For the Chinese people this is a very important anniversary, which is celebrated with big house cleaning, parties, dinners and gifts of money to children.
Chinese New Year takes place every year on a different date because it is based on the lunar calendar, and usually falls between January 21st and February 20th. The Chinese zodiac moves in a cycle of 12 years, each one characterized by a specific animal. For example, the previous years of the Rooster were 1945, 1957, 1969, 1981, 1993 and 2005.
Red lanterns in Chinatown
London’s Chinatown is located in the City of Westminster, around Gerrard Street. In fact during my stay I had already noticed the red lanterns that decorated much of the West End area, but I certainly didn’t expect to end up in the middle of a collective delirium that attracts something like 700,000 visitors, making it the busiest Chinese New Year celebration event outside Asia. Although the celebrations are concentrated in the area of Soho, the whole surrounding area, and we are talking about a really big area, the Saturday when the event started had been closed to traffic and I was able to enjoy the rare experience of walking in the middle of Charing Cross Road without risking my skin. And I also enjoyed the sight of hundreds of agents from Scotland Yard (God, when I like them!) patrolling the streets on foot and horseback, gorgeous in their black uniforms with phosphorescent yellow jackets with METROPOLITAN POLICE written on them.
Dragons and drums
Crowd. Immense, compressed, multiform. multicoloured and multiethnic, gathering from ten in the morning to six in the afternoon on the day the festivities begin. These begin with a parade that starts in the morning from Charing Cross Road and ends at Shaftesbury Avenue, and continue at various points, such as Trafalgar Square and Leicester Square, with performances of various kinds, including traditional and modern dances.

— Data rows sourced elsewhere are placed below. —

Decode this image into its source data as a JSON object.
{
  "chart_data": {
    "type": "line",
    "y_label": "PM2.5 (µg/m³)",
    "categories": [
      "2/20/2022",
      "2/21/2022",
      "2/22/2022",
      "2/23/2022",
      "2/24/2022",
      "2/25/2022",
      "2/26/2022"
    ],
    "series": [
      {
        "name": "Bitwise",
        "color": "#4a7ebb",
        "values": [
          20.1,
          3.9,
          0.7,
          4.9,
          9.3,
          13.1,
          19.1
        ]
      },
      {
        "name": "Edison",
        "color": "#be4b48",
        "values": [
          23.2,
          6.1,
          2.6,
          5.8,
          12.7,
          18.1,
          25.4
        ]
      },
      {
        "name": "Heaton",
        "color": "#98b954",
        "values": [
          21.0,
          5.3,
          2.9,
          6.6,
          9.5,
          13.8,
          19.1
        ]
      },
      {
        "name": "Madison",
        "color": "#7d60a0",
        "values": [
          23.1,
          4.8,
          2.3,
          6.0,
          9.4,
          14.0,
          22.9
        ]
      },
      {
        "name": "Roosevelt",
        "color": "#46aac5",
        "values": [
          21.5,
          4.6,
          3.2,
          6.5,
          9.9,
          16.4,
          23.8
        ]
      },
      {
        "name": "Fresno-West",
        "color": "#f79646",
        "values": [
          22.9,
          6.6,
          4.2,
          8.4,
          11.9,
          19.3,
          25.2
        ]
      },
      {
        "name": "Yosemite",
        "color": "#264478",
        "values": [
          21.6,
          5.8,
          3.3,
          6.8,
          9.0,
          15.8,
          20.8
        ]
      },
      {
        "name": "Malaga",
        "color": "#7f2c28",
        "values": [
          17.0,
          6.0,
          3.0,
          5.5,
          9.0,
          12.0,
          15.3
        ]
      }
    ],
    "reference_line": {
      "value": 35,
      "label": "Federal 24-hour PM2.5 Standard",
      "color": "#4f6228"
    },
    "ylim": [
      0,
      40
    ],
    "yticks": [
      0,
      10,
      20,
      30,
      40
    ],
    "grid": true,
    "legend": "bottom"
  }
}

People are squeezed on the sides of the streets, admiring the typical dragons, masks worn by various people to form an elongated figure, dancing in jerks to the frantic rhythm of the drums. Now, the problem, or at least, that’s what happened to me, is that it’s practically impossible to see them, such is the crowd! Every once in a while I managed to catch a splash of coloured feathers jumping upwards. The advantage, however, is that these mini-shows are repeated incessantly in different places in the area, so with a bit of luck you may happen to see one in the front row.
A corner of relaxation
Incredible but true, the Chinese New Year event is also attended by religious and spiritual associations, some of which give the opportunity to try certain practices. I was amazed at the sight of a gentleman and a lady meditating peacefully, sitting cross-legged on the ground in the midst of chaos… But true meditation also implies being able to estrange oneself from the outside world, therefore, chapeau.
… and finally, the food of the gods
I got a little lost in the mood when, at lunchtime, I noticed that in front of all the restaurants, from the simple fast food to the more elegant, there were long queues of patrons. But, not even to say it, in London everyone is very organized and nobody is ever left empty-handed! My friend and I chose a restaurant at random, not knowing any of them, and it happened really well. The Viet Food of Wardour Street, in fact, turned out to be simply exceptional, both for the traditional, well-kept interiors and the food, simply fabulous. Soups, vegetable rolls, meat and seafood: all beautiful to see (and photograph) and extremely tasty. Highly recommended!